Understanding Signs of Stress in Your Child
Saying that 2020 has been a stressful year is an understatement. We realize that parents have been dealing with months and months of worries and emotions while doing their best to maintain some level of normalcy for their children. Even so, your children may be feeling stressed even if they aren’t visibly showing it all the time.
Be assured that small amounts of stress are a normal part of life and can even produce a positive response such as excelling at an activity or completing a project ahead of deadline. Causes of stress vary for each person and can be triggered by positive changes, such as the first day of a new school year, or by negative changes, such as the current pandemic.
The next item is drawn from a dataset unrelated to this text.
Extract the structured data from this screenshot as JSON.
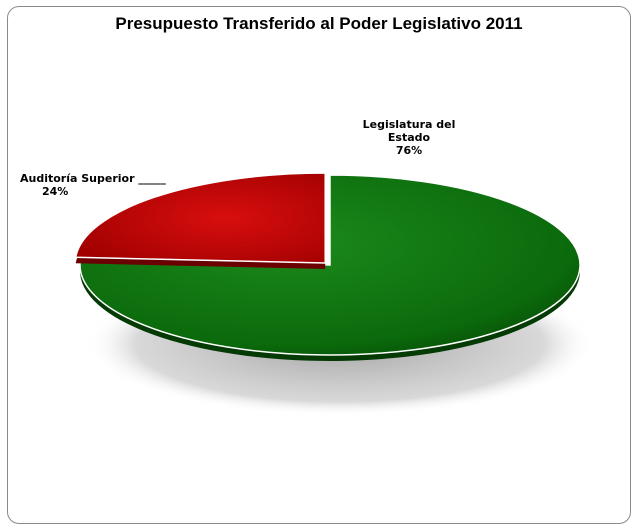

Regardless, helping your child identify the signs and causes of stress, and healthy ways to deal with it are important skills for their well-being.
Children often have short-term behavioral changes and physical symptoms that can be indicative that they are distressed.
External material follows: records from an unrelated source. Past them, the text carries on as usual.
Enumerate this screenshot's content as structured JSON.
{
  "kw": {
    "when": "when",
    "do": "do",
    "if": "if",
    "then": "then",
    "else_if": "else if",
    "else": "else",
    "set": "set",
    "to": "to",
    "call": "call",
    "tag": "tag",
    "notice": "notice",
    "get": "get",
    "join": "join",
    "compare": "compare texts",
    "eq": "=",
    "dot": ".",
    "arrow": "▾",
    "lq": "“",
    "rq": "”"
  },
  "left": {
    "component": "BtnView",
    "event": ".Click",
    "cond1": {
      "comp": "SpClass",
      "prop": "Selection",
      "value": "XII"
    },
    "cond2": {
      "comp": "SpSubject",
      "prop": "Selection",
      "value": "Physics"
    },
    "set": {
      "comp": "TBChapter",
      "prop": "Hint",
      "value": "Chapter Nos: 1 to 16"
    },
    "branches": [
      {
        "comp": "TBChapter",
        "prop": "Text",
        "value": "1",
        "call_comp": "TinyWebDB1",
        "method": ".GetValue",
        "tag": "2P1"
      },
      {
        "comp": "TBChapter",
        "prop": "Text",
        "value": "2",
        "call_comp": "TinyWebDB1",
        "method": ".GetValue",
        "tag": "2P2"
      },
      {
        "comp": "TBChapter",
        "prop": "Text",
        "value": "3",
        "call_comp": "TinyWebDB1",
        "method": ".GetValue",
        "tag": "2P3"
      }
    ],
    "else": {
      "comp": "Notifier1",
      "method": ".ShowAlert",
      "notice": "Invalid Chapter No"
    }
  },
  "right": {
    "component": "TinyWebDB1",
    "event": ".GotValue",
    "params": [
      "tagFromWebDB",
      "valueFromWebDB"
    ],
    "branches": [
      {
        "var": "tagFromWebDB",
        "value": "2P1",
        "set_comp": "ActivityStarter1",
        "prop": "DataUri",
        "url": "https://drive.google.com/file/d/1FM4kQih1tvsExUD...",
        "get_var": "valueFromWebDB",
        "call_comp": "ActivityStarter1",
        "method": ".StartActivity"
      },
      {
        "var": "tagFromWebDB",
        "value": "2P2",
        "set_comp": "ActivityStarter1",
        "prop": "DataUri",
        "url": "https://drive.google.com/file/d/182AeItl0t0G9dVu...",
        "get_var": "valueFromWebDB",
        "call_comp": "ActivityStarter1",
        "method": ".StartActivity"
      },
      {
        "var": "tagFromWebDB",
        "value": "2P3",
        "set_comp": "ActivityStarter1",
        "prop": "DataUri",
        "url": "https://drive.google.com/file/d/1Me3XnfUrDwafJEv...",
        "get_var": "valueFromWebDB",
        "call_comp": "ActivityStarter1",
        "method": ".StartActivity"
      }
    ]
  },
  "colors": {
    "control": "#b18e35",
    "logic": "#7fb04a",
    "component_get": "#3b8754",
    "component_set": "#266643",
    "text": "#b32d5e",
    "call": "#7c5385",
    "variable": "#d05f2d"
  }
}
Common signs to watch out for are:
Mood swings
Bedwetting
Changes in their sleep and eating patterns
Nightmares and fears at bedtime
Becoming clingier
Being more defiant or “acting out” more than normal
Not able to concentrate or complete tasks (older children)
Withdrawn and preferring to spend time alone
Physical ailments such as headaches or stomach aches
Younger children may start sucking their thumbs, twirling their hair, picking their nose.
Older kids may begin to lie, adopt bullying behaviors, defy authority and begin getting in more serious and dangerous situations.
What can you do to help?
Do your best to make sure that they have proper rest and nutrition.
Make “quality time” for them each day: snuggle, play, and read together with your young ones and find time alone with your older ones to talk about something that interests them.
Help them anticipate and prepare ahead of time for stressful situations, such as talking about going to the doctor and explaining what will happen when you get there a day or two before the appointment.
Teach them coping mechanisms by talking about how you deal with stress.
Encourage them to journal or draw their feelings.
Pick books that include characters in stressful situations your child can identify with to show how the character copes with stress.
Finally, if you observe your child’s symptoms worsening, you should not hesitate to seek professional help. Contact your family doctor, pediatrician, or a trained therapist who specializes in treating children and adolescents.